HISTORY OF INDEPENDENCE DAY
Independence Day or the Fourth of July celebrates the adoption by the Continental Congress on July 4, 1776, of the Declaration of Independence, proclaiming the severance of the allegiance of the American colonies to Great Britain. It is the most significant secular holiday in the United States, observed in all the states, territories, and dependencies.
Although it is assumed that the Continental Congress unanimously signed the document on the 4th of July, in fact, not all delegates were present, and there were no signers at all, contrary to the theatrical musical 1776. Here is what really happened.
The congressional delegate from Virginia, Richard Henry Lee, introduced in the Continental Congress, on June 7, 1776, a resolution
“that…body declare the United Colonies free and independent States, absolved from allegiance to or dependence on the Crown or Parliament of Great Britain…”
Committee of Five
On June 10, a committee of five, featuring Thomas Jefferson (the actual scribe), was appointed to prepare a declaration suitable to the occasion if the Virginia resolution was adopted. Benjamin Franklin and John Adams revised Jefferson’s version before it went to Congress, where they did some editing of their own. The other two on the committee were Robert R. Livingston of New York and Roger Sherman of Connecticut.

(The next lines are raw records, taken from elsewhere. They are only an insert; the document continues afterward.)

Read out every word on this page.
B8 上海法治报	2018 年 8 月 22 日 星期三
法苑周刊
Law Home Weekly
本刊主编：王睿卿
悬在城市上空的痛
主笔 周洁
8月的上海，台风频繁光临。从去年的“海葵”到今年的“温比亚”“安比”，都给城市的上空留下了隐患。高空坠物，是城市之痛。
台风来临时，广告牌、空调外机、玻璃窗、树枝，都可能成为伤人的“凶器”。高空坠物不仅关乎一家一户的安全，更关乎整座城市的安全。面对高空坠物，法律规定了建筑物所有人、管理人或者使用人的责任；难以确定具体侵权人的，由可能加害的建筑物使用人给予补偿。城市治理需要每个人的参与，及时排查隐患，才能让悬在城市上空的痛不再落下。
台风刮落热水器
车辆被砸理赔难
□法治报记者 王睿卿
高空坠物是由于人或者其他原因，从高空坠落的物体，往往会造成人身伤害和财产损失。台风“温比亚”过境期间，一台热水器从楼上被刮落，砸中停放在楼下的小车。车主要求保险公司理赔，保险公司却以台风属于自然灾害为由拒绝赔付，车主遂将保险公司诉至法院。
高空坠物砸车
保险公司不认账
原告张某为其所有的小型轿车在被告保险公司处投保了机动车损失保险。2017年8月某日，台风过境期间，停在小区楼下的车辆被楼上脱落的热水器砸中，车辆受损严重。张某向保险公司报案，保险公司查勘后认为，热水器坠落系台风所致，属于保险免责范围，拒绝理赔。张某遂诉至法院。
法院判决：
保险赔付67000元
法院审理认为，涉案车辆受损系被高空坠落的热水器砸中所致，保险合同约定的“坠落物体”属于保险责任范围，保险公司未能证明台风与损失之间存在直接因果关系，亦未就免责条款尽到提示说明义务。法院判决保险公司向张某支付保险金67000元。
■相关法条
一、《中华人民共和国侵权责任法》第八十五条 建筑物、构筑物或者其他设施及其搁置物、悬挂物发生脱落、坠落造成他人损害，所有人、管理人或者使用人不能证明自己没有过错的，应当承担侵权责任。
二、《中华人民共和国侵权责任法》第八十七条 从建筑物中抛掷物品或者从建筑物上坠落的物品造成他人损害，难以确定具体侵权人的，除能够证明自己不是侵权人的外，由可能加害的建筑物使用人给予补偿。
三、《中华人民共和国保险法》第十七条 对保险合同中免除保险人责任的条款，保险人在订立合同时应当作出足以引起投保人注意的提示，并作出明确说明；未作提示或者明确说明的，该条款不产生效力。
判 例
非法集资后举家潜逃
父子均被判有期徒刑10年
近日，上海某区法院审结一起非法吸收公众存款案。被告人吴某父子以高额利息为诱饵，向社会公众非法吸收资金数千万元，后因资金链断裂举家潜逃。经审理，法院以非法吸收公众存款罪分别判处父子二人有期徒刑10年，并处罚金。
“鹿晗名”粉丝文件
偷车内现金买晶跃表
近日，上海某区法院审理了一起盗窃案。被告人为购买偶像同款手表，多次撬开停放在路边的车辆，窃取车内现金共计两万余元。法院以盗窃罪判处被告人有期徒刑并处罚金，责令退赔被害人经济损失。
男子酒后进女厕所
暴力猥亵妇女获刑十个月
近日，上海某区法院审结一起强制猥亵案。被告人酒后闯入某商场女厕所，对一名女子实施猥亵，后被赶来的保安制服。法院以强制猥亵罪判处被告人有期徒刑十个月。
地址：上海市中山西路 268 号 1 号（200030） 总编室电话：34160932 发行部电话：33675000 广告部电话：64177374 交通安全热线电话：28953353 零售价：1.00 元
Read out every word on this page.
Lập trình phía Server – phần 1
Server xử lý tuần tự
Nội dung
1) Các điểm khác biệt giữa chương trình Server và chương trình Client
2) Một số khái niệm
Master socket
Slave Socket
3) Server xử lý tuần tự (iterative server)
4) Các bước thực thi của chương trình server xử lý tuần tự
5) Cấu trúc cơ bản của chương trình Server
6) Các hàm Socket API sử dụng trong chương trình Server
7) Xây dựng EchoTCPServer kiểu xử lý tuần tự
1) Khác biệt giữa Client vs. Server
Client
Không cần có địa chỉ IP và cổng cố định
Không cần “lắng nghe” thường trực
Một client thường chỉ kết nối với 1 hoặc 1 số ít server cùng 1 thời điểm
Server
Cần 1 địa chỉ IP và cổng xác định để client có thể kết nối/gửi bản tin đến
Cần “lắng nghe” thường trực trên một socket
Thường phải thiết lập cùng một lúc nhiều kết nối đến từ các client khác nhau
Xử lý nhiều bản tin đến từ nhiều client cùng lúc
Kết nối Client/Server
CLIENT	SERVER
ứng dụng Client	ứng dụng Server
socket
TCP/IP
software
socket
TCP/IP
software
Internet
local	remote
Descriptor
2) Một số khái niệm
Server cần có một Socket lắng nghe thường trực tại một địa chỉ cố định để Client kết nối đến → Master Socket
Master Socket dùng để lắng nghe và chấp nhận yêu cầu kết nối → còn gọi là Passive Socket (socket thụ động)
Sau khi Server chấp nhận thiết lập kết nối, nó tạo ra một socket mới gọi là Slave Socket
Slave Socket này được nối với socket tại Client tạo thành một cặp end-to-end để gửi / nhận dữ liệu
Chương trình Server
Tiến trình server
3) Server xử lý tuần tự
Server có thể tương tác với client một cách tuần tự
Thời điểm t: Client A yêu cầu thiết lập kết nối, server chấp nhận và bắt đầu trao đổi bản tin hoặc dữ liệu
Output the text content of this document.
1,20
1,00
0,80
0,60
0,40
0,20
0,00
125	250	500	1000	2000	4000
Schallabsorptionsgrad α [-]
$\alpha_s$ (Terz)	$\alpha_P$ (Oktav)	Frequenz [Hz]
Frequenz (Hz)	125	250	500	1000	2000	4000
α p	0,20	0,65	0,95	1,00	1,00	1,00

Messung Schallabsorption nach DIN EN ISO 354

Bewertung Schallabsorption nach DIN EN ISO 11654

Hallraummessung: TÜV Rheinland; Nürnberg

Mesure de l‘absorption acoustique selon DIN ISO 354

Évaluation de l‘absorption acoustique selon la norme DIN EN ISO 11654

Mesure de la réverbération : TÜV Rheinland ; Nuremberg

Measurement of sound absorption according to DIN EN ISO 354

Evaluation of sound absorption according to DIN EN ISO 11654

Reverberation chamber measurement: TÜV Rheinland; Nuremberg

Congress approved the resolution July 2; the Declaration composed by Jefferson and amended by his committee was adopted on July 4. That evening John Hancock ordered Philadelphia printer John Dunlap to print 200 broadside copies of the agreed-upon Declaration that was signed by him as President and Charles Thomson as Secretary. These were distributed to members of Congress and distributed to the 13 colonies and elsewhere. The Declaration was read in the yard of the statehouse on July 8. New York did not even vote on it until July 9. The signing was even more gradual, and it is somewhat misleading to speak of the “fifty-six original signers of the Declaration of Independence.”
By August 6, most of those whose names are on the document had signed, but at least six signatures were attached later. One signer, Thomas McKean, did not attach his name until 1781! Some of those who signed were not even in Congress when the Declaration was adopted, and some who voted for it in Congress never did get around to signing it. Robert R. Livingston was one of the members of the original committee of five; he helped to frame it; he voted for it, but he never signed it.
The first anniversary of the Declaration was observed only in Philadelphia, PA, by the adjournment of Congress, a ceremonial dinner, bonfires, the ringing of bells, and fireworks. In 1788, after the requisite number of states had adopted the Constitution, Philadelphia celebrated July 4 by elaborate festivities, including a grand procession.
However, it was not until September 3 of 1783 that major European countries recognized the end of the American Revolutionary War. The Treaty of Paris was signed between the British and the US at Hotel d’York in Paris. The Peace of Paris (or the Treaties of Versailles) recognized the end of the American Revolutionary War — among other European issues — and were signed between the representatives of King George III of England and representatives of France’s King Louis XVI, Spain’s King Charles III and the States-General of the Dutch Republic.
Boston, Massachusetts, first observed the day in 1783, and after that, this celebration replaced that of the Boston Massacre, March 5. The custom spread to other cities and states, where the day was marked by parades, patriotic oratory, military displays, and fireworks. Today, games and athletic contests, picnics, patriotic programs and pageants, and community fireworks of pyrotechnic expertise are characteristic of the 4th of July. So too are attendance at baseball games, flying of the American flag, consumption of hot dogs, and imbibing of inebriating fluids.
Several years ago, Reese Witherspoon had recorded a tribute to the Declaration of Independence document when a lost copy had been discovered folded between the canvas and frame of a picture. This audiovisual presentation went on a road trip with the document around the country. This was one of John Dunlap’s original 200 broadsides. Why did she do this? She claims that she is a descendant of John Witherspoon, the only active clergyman to sign the Declaration of Independence. He himself is a descendant of John Knox, the Scottish Reformer who studied under the Swiss Reformer John Calvin in Geneva.
The Scottish-born Presbyterian minister was also President of the College of New Jersey (now Princeton). Among his students were Founding Fathers like Arron Burr and James Madison along with 37 judges, 10 Cabinet officers, 12 members of the original Continental Congress, 28 Senators, and 49 US members of Congress. James Madison, the “Father of the Constitution,” spend an extra year at college following graduation to study theology. He would incorporate Witherspoon’s teachings on republicanism and “checks and balances” in government.
For generations the following words — originally penned by Thomas Jefferson with only one word modified by Congress — have echoed down the halls of US history as if they were American Scripture:
We hold these truths to be self-evident: that all men are created equal;
that they are endowed by their Creator with certain unalienable rights;
that among these are life, liberty, and the pursuit of happiness.